Aber bei einer Qurantäne wie dem Hochhaus in Göttingen, bei dem die Polizei dafür sorgt, dass keiner das Gebäude verlässt, handelt es sich aus meiner Sicht klar um eine Freiheitsentziehung. Folge ist, dass ein richterlicher Beschluss notwendig ist. Wird der richterliche Beschluss nicht eingeholt, dürfte es sich um eine Freiheitsberaubung handeln. Oder habe ich irgendwo einen Denkfehler?

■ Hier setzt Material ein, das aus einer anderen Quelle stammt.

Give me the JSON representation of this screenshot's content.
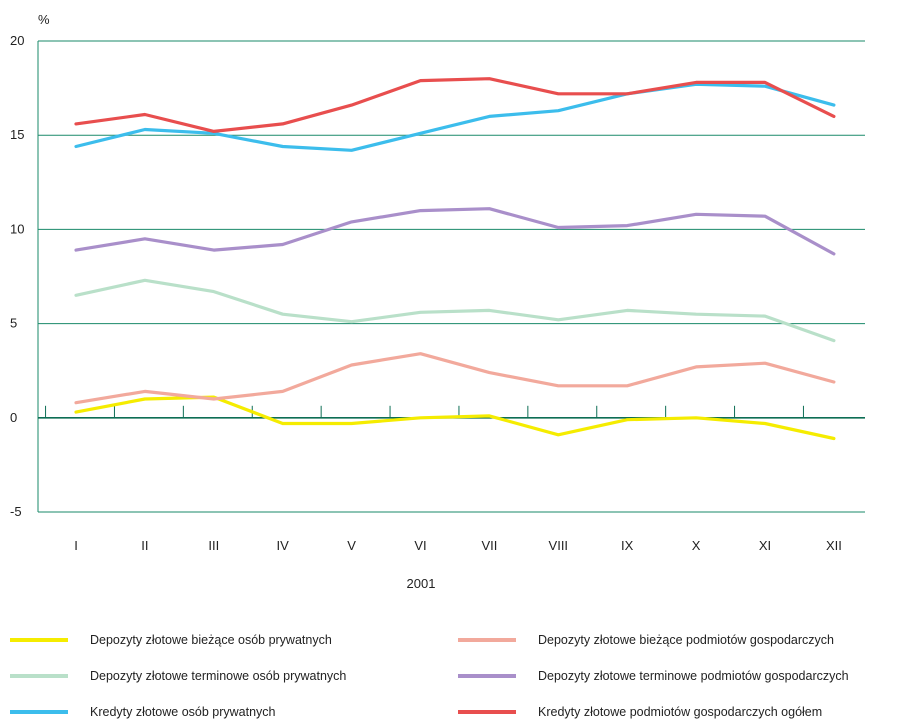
{
  "chart_data": {
    "type": "line",
    "yunit": "%",
    "xlabel": "2001",
    "categories": [
      "I",
      "II",
      "III",
      "IV",
      "V",
      "VI",
      "VII",
      "VIII",
      "IX",
      "X",
      "XI",
      "XII"
    ],
    "ylim": [
      -5,
      20
    ],
    "yticks": [
      -5,
      0,
      5,
      10,
      15,
      20
    ],
    "grid": true,
    "legend_position": "bottom",
    "series": [
      {
        "name": "Depozyty złotowe bieżące osób prywatnych",
        "color": "#f5ec00",
        "values": [
          0.3,
          1.0,
          1.1,
          -0.3,
          -0.3,
          0.0,
          0.1,
          -0.9,
          -0.1,
          0.0,
          -0.3,
          -1.1
        ]
      },
      {
        "name": "Depozyty złotowe bieżące podmiotów gospodarczych",
        "color": "#f2a99c",
        "values": [
          0.8,
          1.4,
          1.0,
          1.4,
          2.8,
          3.4,
          2.4,
          1.7,
          1.7,
          2.7,
          2.9,
          1.9
        ]
      },
      {
        "name": "Depozyty złotowe terminowe osób prywatnych",
        "color": "#b9e0c9",
        "values": [
          6.5,
          7.3,
          6.7,
          5.5,
          5.1,
          5.6,
          5.7,
          5.2,
          5.7,
          5.5,
          5.4,
          4.1
        ]
      },
      {
        "name": "Depozyty złotowe terminowe podmiotów gospodarczych",
        "color": "#a98fca",
        "values": [
          8.9,
          9.5,
          8.9,
          9.2,
          10.4,
          11.0,
          11.1,
          10.1,
          10.2,
          10.8,
          10.7,
          8.7
        ]
      },
      {
        "name": "Kredyty złotowe osób prywatnych",
        "color": "#3cbdec",
        "values": [
          14.4,
          15.3,
          15.1,
          14.4,
          14.2,
          15.1,
          16.0,
          16.3,
          17.2,
          17.7,
          17.6,
          16.6
        ]
      },
      {
        "name": "Kredyty złotowe podmiotów gospodarczych ogółem",
        "color": "#e84e4e",
        "values": [
          15.6,
          16.1,
          15.2,
          15.6,
          16.6,
          17.9,
          18.0,
          17.2,
          17.2,
          17.8,
          17.8,
          16.0
        ]
      }
    ]
  }
}
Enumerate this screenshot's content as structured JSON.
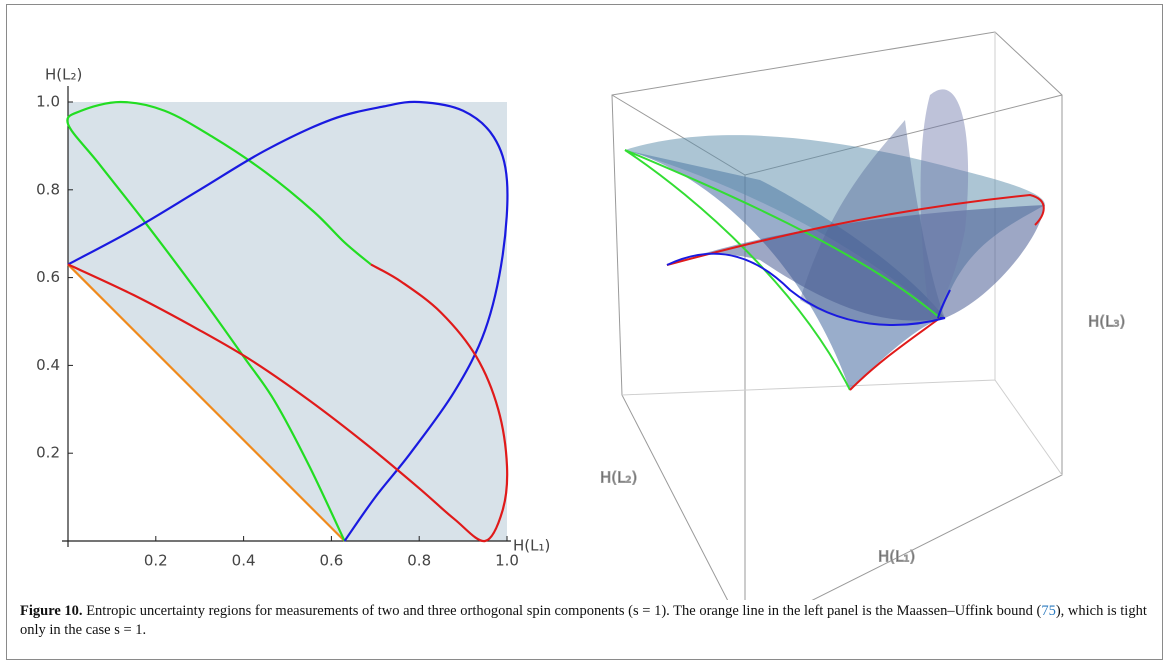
{
  "chart_data": {
    "type": "line",
    "x_label": "H(L₁)",
    "y_label": "H(L₂)",
    "xlim": [
      0,
      1
    ],
    "ylim": [
      0,
      1
    ],
    "xticks": [
      0.2,
      0.4,
      0.6,
      0.8,
      {
        "value": 1,
        "label": "1.0"
      }
    ],
    "yticks": [
      0.2,
      0.4,
      0.6,
      0.8,
      {
        "value": 1,
        "label": "1.0"
      }
    ],
    "series": [
      {
        "color": "#f08a1c",
        "x": [
          0,
          0.63
        ],
        "y": [
          0.63,
          0
        ]
      },
      {
        "color": "#22dd22",
        "x": [
          0.63,
          0.55,
          0.47,
          0.4,
          0.3,
          0.18,
          0.07,
          0,
          0.03,
          0.12,
          0.22,
          0.33,
          0.45,
          0.56,
          0.63,
          0.69
        ],
        "y": [
          0,
          0.17,
          0.32,
          0.42,
          0.56,
          0.72,
          0.86,
          0.95,
          0.98,
          1.0,
          0.98,
          0.92,
          0.84,
          0.75,
          0.68,
          0.63
        ]
      },
      {
        "color": "#1a1ae0",
        "x": [
          0,
          0.15,
          0.3,
          0.45,
          0.6,
          0.72,
          0.8,
          0.9,
          0.97,
          1.0,
          0.99,
          0.95,
          0.88,
          0.78,
          0.7,
          0.63
        ],
        "y": [
          0.63,
          0.71,
          0.8,
          0.89,
          0.96,
          0.99,
          1.0,
          0.98,
          0.92,
          0.82,
          0.65,
          0.48,
          0.34,
          0.2,
          0.1,
          0
        ]
      },
      {
        "color": "#e01a1a",
        "x": [
          0,
          0.15,
          0.3,
          0.42,
          0.55,
          0.68,
          0.8,
          0.88,
          0.95,
          0.99,
          1.0,
          0.98,
          0.93,
          0.85,
          0.76,
          0.69
        ],
        "y": [
          0.63,
          0.56,
          0.48,
          0.41,
          0.32,
          0.22,
          0.12,
          0.05,
          0,
          0.07,
          0.17,
          0.3,
          0.42,
          0.52,
          0.59,
          0.63
        ]
      }
    ]
  },
  "panel_3d": {
    "x_label": "H(L₁)",
    "y_label": "H(L₂)",
    "z_label": "H(L₃)"
  },
  "caption": {
    "label": "Figure 10.",
    "text_1": "Entropic uncertainty regions for measurements of two and three orthogonal spin components (s = 1). The orange line in the left panel is the Maassen–Uffink bound (",
    "ref": "75",
    "text_2": "), which is tight only in the case s = 1."
  }
}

Die gleiche Frage beschäftigt mich auch. Ich bin von der Mutter meiner Kinder getrennt lebend. In der ersten Woche der Herbstferien hatte ich meine Kinder, (Sohn 7 J. und Tochter, 5 J.) bei mir. Die gesamte Woche hat meine Tochter, die in diesen Tagen ihren 5. Geburtstag gefeiert hat, in meiner Etagenwohnung unter Quarantäne verbringen müssen, weil eine ihrer Kindergärtnerinnen positiv auf Covid 19 getestet worden ist. Der Corona-Test meiner Tochter verlief negativ. Trotzdem wurde die Quarantänemaßnahme trotz meiner telefonischen Intervention beim Gesundheitsamt nicht aufgehoben. Die Quarantäne musste in der 2. Ferienwoche bei der Mutter fortgesetzt werden.
Auch ich würde gerne prüfen lassen, ob die Androhung von Strafen und Zwangsmitteln bei Verstoß gegen die Quarantäneauflagen nicht mindestens den Straftatbestand der Nötigung, wenn nicht gar der Freiheitsberaubung erfüllen.